Остальные залегли недалеко от входа. Многие ранены и убиты…
- Да что же бог войны молчит! - почти выкрикнул раздраженно Самсонов.
Но его слова потонули в грозных раскатах нашей артиллерии: словно сговорившись, разом ударили все калибры. С протяжным воем "заиграли" гвардейские минометы - "катюши". Застонала, сотрясаясь, земля, заходил ходуном пол в "доме Гиммлера". Словно в сумасшедшей пляске мечется огонь на позициях врага в парке Тиргартен.
Комбат Самсонов, бросив трубку телефона, выхватил из расстегнутой кобуры ТТ, взметнул его над головой:
- Гвардейцы, вперед! За Родину!
- Урра-а-а! - дружный боевой клич врывается в нарастающий грохот бод.
- Саперы, за мной! - вторит Самсонову капитан Лебедев. И его напряженная фигура, озаренная всполохами взрывов на секунду четко обозначается в оконном проеме, вороненой сталью блеснул кожух автомата.
- Коммунисты, вперед! - поддерживает комбата замполит Цивилев.
Саперы с карабинами и автоматами устремляются за ними.
Могучее русское ура гремит над площадью королей.
Неудержимой лавиной бегут атакующие. В голове у каждого одна мысль: "Скорее в рейхстаг!
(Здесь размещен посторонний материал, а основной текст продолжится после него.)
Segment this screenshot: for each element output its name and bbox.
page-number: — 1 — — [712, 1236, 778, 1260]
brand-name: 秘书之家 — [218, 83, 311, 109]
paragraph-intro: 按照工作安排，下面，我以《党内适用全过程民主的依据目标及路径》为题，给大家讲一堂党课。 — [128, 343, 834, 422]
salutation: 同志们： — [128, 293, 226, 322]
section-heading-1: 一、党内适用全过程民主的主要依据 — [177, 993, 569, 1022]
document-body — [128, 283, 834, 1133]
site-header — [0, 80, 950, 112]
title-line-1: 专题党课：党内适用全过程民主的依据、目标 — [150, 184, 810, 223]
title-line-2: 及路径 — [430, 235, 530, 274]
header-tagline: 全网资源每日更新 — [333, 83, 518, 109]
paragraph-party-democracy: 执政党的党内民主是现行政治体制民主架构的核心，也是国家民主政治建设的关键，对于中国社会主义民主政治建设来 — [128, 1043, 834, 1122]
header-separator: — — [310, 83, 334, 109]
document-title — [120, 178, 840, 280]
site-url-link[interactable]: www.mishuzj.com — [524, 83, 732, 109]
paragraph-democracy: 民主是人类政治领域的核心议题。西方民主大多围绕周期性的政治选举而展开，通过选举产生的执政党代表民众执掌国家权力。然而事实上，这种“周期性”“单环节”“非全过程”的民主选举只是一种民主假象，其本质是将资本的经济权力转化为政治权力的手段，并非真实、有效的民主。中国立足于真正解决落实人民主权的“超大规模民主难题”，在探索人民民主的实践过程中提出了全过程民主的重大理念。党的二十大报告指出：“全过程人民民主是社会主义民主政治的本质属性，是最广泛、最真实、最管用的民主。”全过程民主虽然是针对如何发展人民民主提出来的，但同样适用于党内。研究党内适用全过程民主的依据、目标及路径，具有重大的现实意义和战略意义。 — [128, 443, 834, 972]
Там - конец фашизму, конец войне!"
Свист пуль, разрывы мин и гранат, уханье фаустпатронов - все слилось в сплошную дикую какофонию. Жарким дыханием обдают солдат проносящиеся низко над ними снаряды орудий прямой наводки, танков и самоходок, ведущих беглый огонь.
Неожиданно, словно из-под земли, впереди атакующих поднимаются в рост наши бойцы, устремляются к входу в рейхстаг, обтекают его со всех сторон. Это те храбрецы, что еще днем, начав атаку, были прижаты к земле кинжальным огнем пулеметов врага.
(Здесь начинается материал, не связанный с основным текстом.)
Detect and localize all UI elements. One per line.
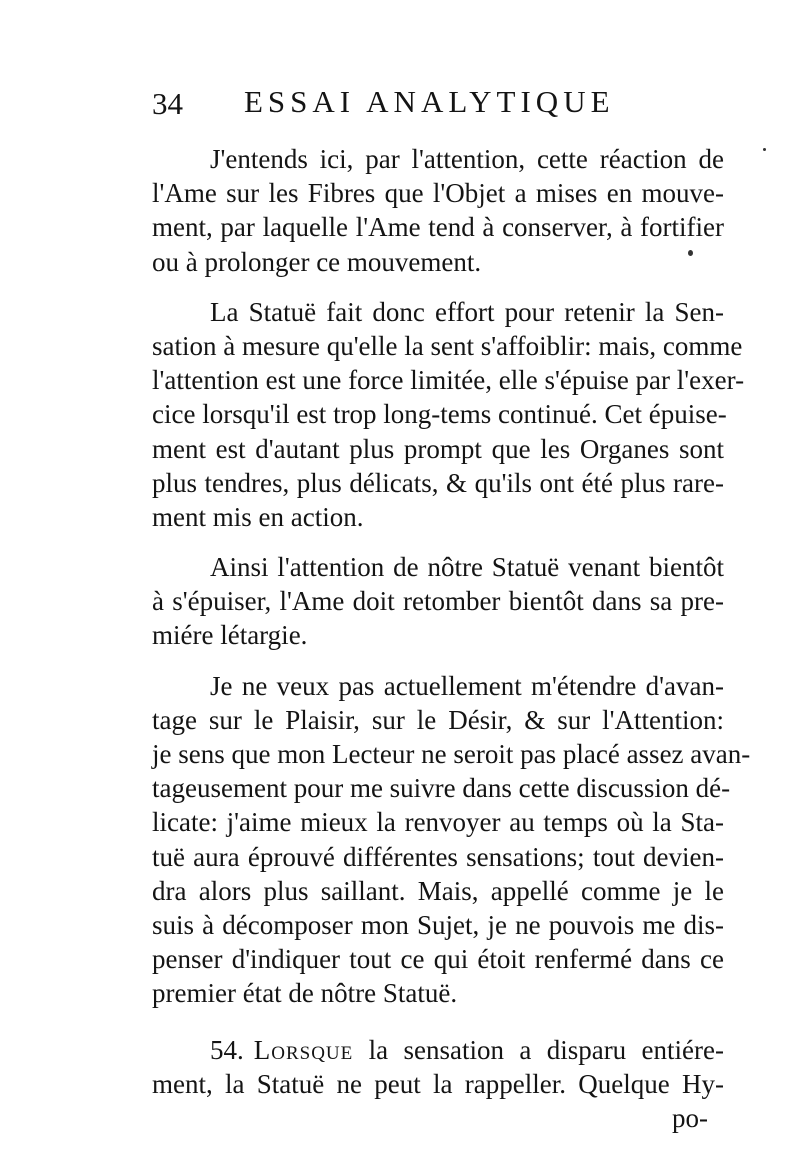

Капитан Лебедев перепрыгивает через рвы и воронки, оступается и падает в котлован, наполненный водой. Но через мгновение - откуда только силы взялись - он снова наверху, нагоняет своих и бьет на ходу из автомата под самую крышу рейхстага, откуда цветными пунктирами несутся навстречу атакующим пулеметные трассы.
Ефрейтор Рыченков бежит рядом с капитаном, тоже стреляет из автомата, что-то кричит. Скуластое смуглее лицо его разгорячено боем, глаза блестят. Чуть правее крупным шагом вымахивает замполит Цивилев. За ним, припадая на раненую ногу, торопился изо всех сил старшина Полинчук.
Вот и темный провал входа. Солдаты неудержимым потоком врываются в него, растекаясь по лестничным маршам, залам и коридорам. Повсюду в удушливом, смрадном воздухе мелькают вспышки выстрелов и разрывов гранат. На всех этажах идет жестокий рукопашный бой.